The news last week might have been a bit dispiriting, though, for Rob Simmons, who, until now, has been the presumptive Republican candidate to go up against Dodd in 2010, indeed the one who still trumps the senator in polling, most recently 44 percent to 39 percent.

But Simmons’ early frontrunner status as the Republican challenger seems to be sucking in more Republican candidates who certainly must think they could do better.

Simmons indeed is the other giant low hovering over Connecticut politics.

The new Republican challengers have very quickly changed the dynamics of the race for the former second-district congressman from Stonington, who is now going to have to focus a lot more time and money on getting the nomination, something that could even turn into an uphill battle.
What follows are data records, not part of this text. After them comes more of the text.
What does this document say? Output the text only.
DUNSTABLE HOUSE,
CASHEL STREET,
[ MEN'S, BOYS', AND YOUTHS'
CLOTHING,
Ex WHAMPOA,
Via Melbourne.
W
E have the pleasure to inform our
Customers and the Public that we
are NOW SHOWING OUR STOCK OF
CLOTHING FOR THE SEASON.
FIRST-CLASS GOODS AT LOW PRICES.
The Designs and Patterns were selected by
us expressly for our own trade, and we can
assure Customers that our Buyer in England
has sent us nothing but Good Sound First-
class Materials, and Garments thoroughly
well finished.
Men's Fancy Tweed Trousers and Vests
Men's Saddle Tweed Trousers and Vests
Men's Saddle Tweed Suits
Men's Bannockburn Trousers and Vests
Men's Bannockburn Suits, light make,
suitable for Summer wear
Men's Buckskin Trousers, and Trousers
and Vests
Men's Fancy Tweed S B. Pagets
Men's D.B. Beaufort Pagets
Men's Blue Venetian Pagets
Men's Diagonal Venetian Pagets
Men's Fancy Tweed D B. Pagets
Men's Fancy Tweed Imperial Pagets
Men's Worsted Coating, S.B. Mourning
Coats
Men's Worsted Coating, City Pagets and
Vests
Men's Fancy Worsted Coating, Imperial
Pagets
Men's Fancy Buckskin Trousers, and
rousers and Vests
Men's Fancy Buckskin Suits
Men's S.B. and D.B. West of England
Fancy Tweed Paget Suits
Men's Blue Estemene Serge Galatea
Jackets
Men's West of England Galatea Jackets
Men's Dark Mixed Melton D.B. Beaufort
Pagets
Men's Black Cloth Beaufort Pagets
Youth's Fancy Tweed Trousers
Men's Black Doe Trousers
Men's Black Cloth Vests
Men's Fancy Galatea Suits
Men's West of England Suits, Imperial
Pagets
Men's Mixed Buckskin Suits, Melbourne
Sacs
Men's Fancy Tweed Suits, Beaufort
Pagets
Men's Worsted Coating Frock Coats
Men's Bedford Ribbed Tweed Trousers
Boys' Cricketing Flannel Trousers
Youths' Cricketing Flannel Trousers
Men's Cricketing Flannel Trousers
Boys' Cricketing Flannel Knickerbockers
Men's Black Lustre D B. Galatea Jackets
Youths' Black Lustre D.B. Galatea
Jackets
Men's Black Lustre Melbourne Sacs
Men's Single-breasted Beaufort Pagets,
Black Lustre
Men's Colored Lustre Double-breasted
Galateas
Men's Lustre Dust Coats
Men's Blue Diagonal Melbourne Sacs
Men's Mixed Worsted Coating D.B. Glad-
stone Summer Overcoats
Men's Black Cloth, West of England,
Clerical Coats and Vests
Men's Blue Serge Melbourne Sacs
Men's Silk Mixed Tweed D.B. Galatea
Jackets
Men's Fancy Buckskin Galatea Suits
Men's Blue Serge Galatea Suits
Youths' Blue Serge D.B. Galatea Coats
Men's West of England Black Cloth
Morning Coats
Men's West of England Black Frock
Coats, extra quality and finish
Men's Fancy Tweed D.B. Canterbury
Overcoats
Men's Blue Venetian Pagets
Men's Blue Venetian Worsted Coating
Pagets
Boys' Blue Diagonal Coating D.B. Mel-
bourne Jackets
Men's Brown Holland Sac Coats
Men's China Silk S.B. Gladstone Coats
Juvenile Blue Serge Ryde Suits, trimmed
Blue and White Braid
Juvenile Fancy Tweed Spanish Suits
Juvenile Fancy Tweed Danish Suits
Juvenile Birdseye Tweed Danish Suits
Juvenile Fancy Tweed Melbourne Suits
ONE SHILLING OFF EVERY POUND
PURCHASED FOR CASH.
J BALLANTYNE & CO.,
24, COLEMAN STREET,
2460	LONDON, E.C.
Peter Schiff, the entrepreneurial economist, author and blogger who cannily predicted last year’s economic meltdown, is an intriguing candidate who’s already raised more than $1 million.

Schiff, who was savvy enough to see the banking crisis looming, back when people were still giddy about a rising stock market, would in some respects be the perfect candidate to put against Dodd, the Banking Committee chairman now so widely blamed for letting the crisis happen.

Schiff is an outside-the-Beltway celebrity candidate who has no record to attack because he’s never held elected office.

However, Linda McMahon, the World Wrestling Entertainment CEO who has given up her day job to run for Dodd’s seat, is the biggest storm system gathering on Simmons’ horizon.

McMahon is an accomplished businesswoman. She and her husband have created a billion-dollar business that is traded on the New York Stock Exchange.

It’s not only that she is an entertainment business executive who is going to run a fabulous campaign show, every bit as glossy and engrossing as a WWE knockdown bout.

In the introduction video posted on her campaign Web site, as slick and well-produced an announcement speech as I’ve ever seen, she appears poised and serene and sincere. She seems as likeable as Jodi Rell, but competent, too.

Most worrisome of all, for Simmons, is that she’s rich and appears ready to spend and spend to get what she wants.

She is rumored to be prepared to invest up to $30 million to win Dodd’s seat, and her populist approach, to accept no PAC money and no more than $100 from any individual, is going to make Dodd and Simmons seem equally dirty.

McMahon, too, has never held elected office and therefore has no record to attack. Incredibly, she also admits to not being a regular voter, having sat out the 2006 general election.

Still, she manages to make even that kind of indifference sort of charming.

And you can bet she’s going to be willing to hang some of the greatest lows of the Bush years, like the war in Iraq, around Simmons’ neck.

Dodd might have taken some solace last week in the news that his approval ratings have improved somewhat, from abysmal to intolerable.

But the better news for him was that Republicans plan to make a distracting show out of the fight for the nomination and that some people seem to think Rob Simmons the frontrunner may be even more vulnerable than Chris Dodd the senator.